Ne yazık ki bazılarımız dünyayı konuşurken genellikle büyük fotoğrafa göre değil kendi etrafında yaşananlara yani küçük fotoğrafa göre yorumlar getirmeye çalışırlar. Hâlbuki bizler ülke olarak devasa bir ülkede ve de 90 milyona yaklaşan nüfusumuzla beraber güncel hayatımızda yaşananlara baktığımızda yanlıştan doğruya dönük çok büyük bir olay çeşitliliğine sahip ülke konumundayız. Bundan dolayı herhangi bir olay veya fotoğraf hakkında değerlendirme ihtiyacı duyuyorsak eğer başkalarının fikir ve yorumlarına göre değil konu hakkında araştırarak, çok okuyarak sağlıklı bir değerlendirme yapabileceğimizi düşünüyorum.
Geçtiğimiz hafta vefat eden sınıf arkadaşım Kıbrıs gazisi, Em. Yzb. Hasan Kırcalı’nın cenazesine katılmak üzere Biga’nin Gümüşçay beldesine gitmiştim. Allah rahmet etsin, belde halkının katılımı defin merasimimizi yerine getirirken dikkatimi beldenin temizliği, tertip ve düzeni ile beraber sokaklardaki çöp konteynerlerinin görüntüsü dikkatimi çekmişti.

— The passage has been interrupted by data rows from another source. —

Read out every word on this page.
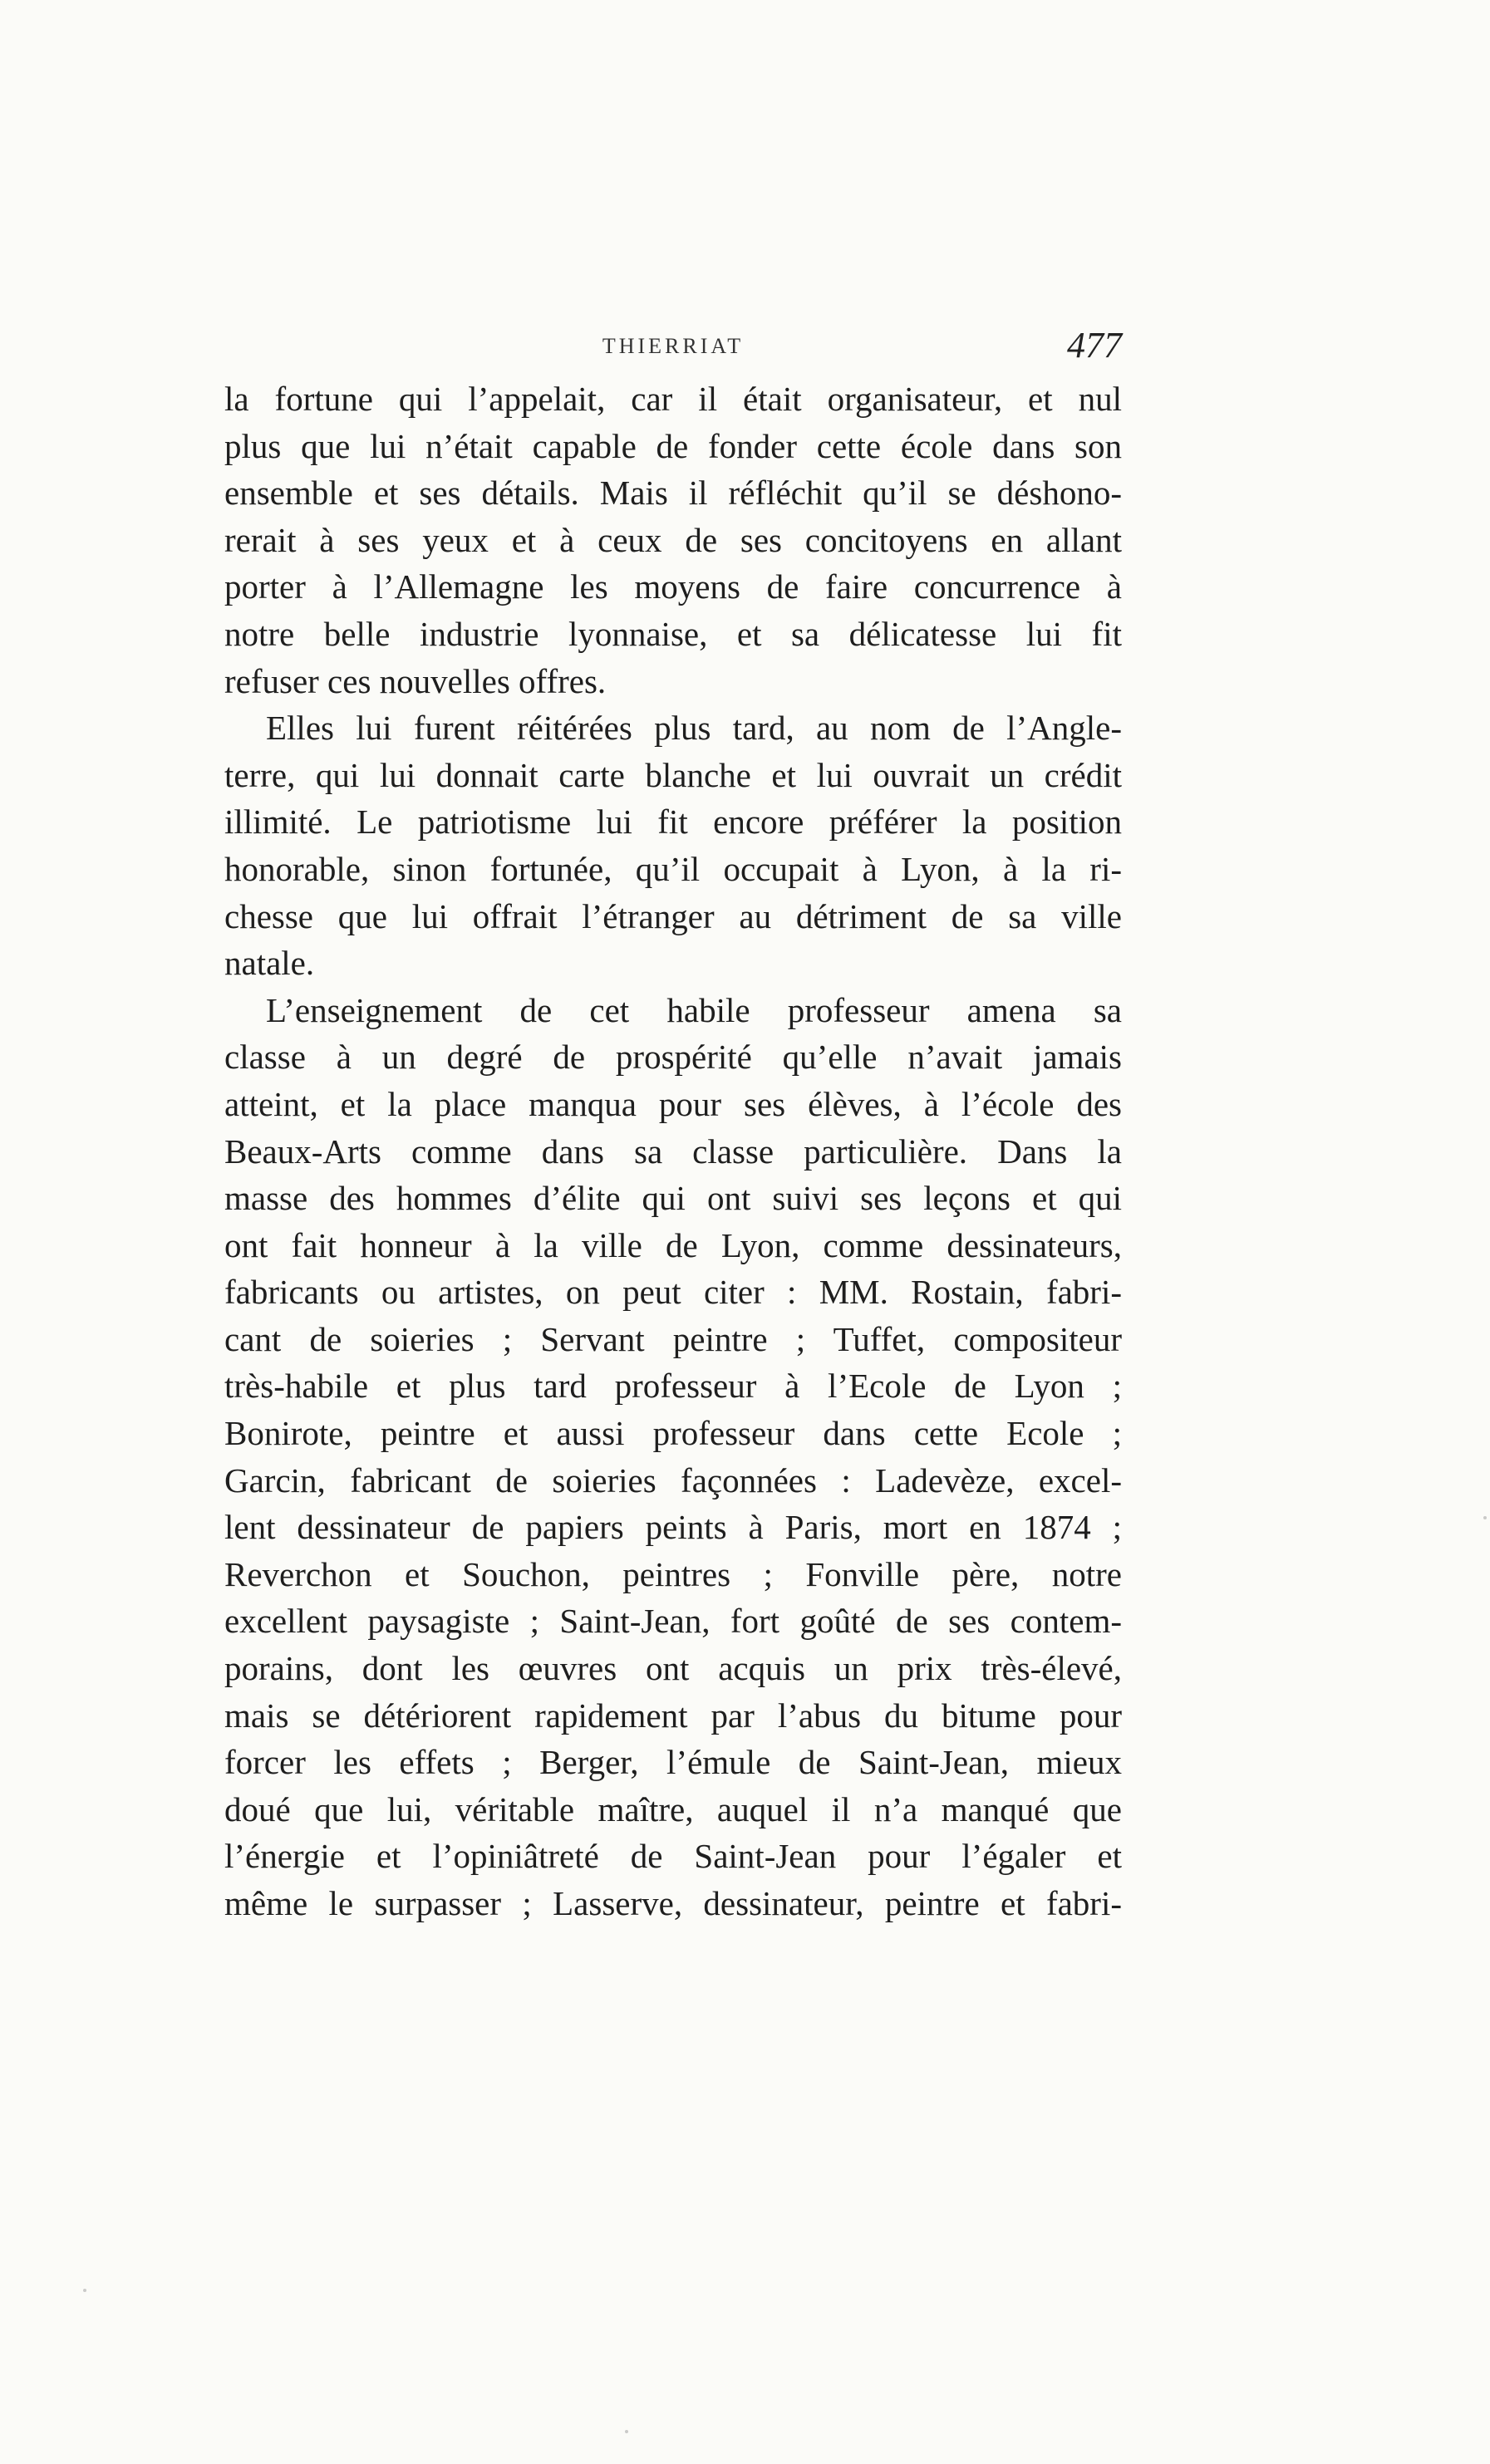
THIERRIAT	477
la fortune qui l’appelait, car il était organisateur, et nul
plus que lui n’était capable de fonder cette école dans son
ensemble et ses détails. Mais il réfléchit qu’il se déshono-
rerait à ses yeux et à ceux de ses concitoyens en allant
porter à l’Allemagne les moyens de faire concurrence à
notre belle industrie lyonnaise, et sa délicatesse lui fit
refuser ces nouvelles offres.
Elles lui furent réitérées plus tard, au nom de l’Angle-
terre, qui lui donnait carte blanche et lui ouvrait un crédit
illimité. Le patriotisme lui fit encore préférer la position
honorable, sinon fortunée, qu’il occupait à Lyon, à la ri-
chesse que lui offrait l’étranger au détriment de sa ville
natale.
L’enseignement de cet habile professeur amena sa
classe à un degré de prospérité qu’elle n’avait jamais
atteint, et la place manqua pour ses élèves, à l’école des
Beaux-Arts comme dans sa classe particulière. Dans la
masse des hommes d’élite qui ont suivi ses leçons et qui
ont fait honneur à la ville de Lyon, comme dessinateurs,
fabricants ou artistes, on peut citer : MM. Rostain, fabri-
cant de soieries ; Servant peintre ; Tuffet, compositeur
très-habile et plus tard professeur à l’Ecole de Lyon ;
Bonirote, peintre et aussi professeur dans cette Ecole ;
Garcin, fabricant de soieries façonnées : Ladevèze, excel-
lent dessinateur de papiers peints à Paris, mort en 1874 ;
Reverchon et Souchon, peintres ; Fonville père, notre
excellent paysagiste ; Saint-Jean, fort goûté de ses contem-
porains, dont les œuvres ont acquis un prix très-élevé,
mais se détériorent rapidement par l’abus du bitume pour
forcer les effets ; Berger, l’émule de Saint-Jean, mieux
doué que lui, véritable maître, auquel il n’a manqué que
l’énergie et l’opiniâtreté de Saint-Jean pour l’égaler et
même le surpasser ; Lasserve, dessinateur, peintre et fabri-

Sayın Belediye Başkanımızı cenazede uzaktan tanıma fırsatını yakaladım. Bu güne kadar hiç karşılaşmadık ama beldesinde yarattığı bu güzel görüntüler için gerçekten kendisini alkışlıyorum. Kim yaptı bilemem ama renkli taşlardan oluşturulan kentin sokaklarını çok beğendim. Bana yıllar önce gördüğüm Avrupa kasabalarını hatırlattı. Hele hele belde girişinden merkez camiinin önüne ve oradan mezarlığa kadar olan yolların temizliği bir harikaydı. Hatta arabada arkadaşlarıma, sizlerde çevreye bakın biraz acaba yollarda atılmış poşet, vs var mı diye de arkadaşlarımdan yardım istemiştim. Kimse bir kusur bulamadı, her taraf temizdi doğrusu.
Belki de en önemli fotoğrafın ben çöp konteynerleri olduğunu düşünüyorum. Abartmıyorum, yolumun üzerinde bir tek kapağı açık konteyner görmediğimi söylemek isterim. Hele hele yaşadığımız bu sıcak günlerde sağlıklı bir yaşam adına sinek ve böceklerle mücadelede çok faydalı ve de çok gerekli bir uğraşı olduğunu düşünüyorum bu çöp konteynerleri meselesini.
Bir ara bir tanesinin kapağını açarak içine baktığımda kentin temizlik işlerinin ehil ellerde olduğunu da düşündüm. Camiden mezarlığa kadar olan yolun itfaiye ile ıslatılması da topluma saygı olarak iyi bir görev olduğunu söylemek isterim.
Unutmadan, başarının küçüğü büyüğü olmaz, olmamalı da. Dolayısıyla ne iş yaparsan yap, hele hele bunlar sosyal işler ise hem yapan taktir edilmeli hem de toplum kazansın derim.